Um Relatório de Inspeção produzido em 2025 revelou um cenário de violência institucional sistemática na Penitenciária Dr. Osvaldo Florentino Leite Ferreira, conhecida como Penitenciária Ferrugem, em Sinop. O documento foi elaborado após denúncias de tortura, maus-tratos e retaliações contra presos e confirmou a prática recorrente de agressões por parte de policiais penais.
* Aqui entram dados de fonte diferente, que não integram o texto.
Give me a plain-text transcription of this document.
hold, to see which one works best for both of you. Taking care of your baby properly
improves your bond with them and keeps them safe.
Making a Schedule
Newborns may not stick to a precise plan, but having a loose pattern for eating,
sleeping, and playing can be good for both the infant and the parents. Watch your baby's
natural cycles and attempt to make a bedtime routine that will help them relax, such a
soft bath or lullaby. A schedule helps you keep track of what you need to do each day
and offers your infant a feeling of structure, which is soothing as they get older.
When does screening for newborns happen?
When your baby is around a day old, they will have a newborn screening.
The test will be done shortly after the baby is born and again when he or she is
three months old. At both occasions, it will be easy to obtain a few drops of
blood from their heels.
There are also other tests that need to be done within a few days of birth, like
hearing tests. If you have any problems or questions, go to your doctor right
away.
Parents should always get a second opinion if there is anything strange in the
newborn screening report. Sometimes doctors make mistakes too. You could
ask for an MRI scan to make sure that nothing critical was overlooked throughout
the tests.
A inspeção ouviu 126 detentos e requisitou 93 exames de corpo de delito em presos que apresentavam lesões visíveis. Até o momento, 50 laudos analisados confirmaram ferimentos compatíveis com agressões físicas, incluindo marcas provocadas por projéteis de borracha. A perícia identificou tanto lesões recentes quanto cicatrizes antigas, indicando que a violência não é pontual, mas uma prática contínua e institucionalizada.
Entre as principais denúncias estão espancamentos violentos, com chutes, socos, pisoteamentos e agressões com armas longas. O relatório também aponta o uso indiscriminado de munições não letais, disparadas contra presos indefesos, muitas vezes em regiões proibidas pelos protocolos, como cabeça, rosto e costas.
Os policiais também utilizavam a chamada “boqueta”, abertura da cela usada para entrega de alimentação, para lançar spray de pimenta e disparar projéteis de borracha em ambientes superlotados. Cápsulas e resíduos de bombas de efeito moral foram encontrados dentro das celas durante a inspeção.
O uso de cães de ataque aparece como prática recorrente. Há registros de detentos mordidos, inclusive em áreas sensíveis do corpo. Em uma das situações mais graves, imagens confirmaram que cães tiveram acesso ao reservatório de água utilizado pelos presos, contaminando a única fonte disponível para consumo e higiene, devido ao racionamento imposto na unidade.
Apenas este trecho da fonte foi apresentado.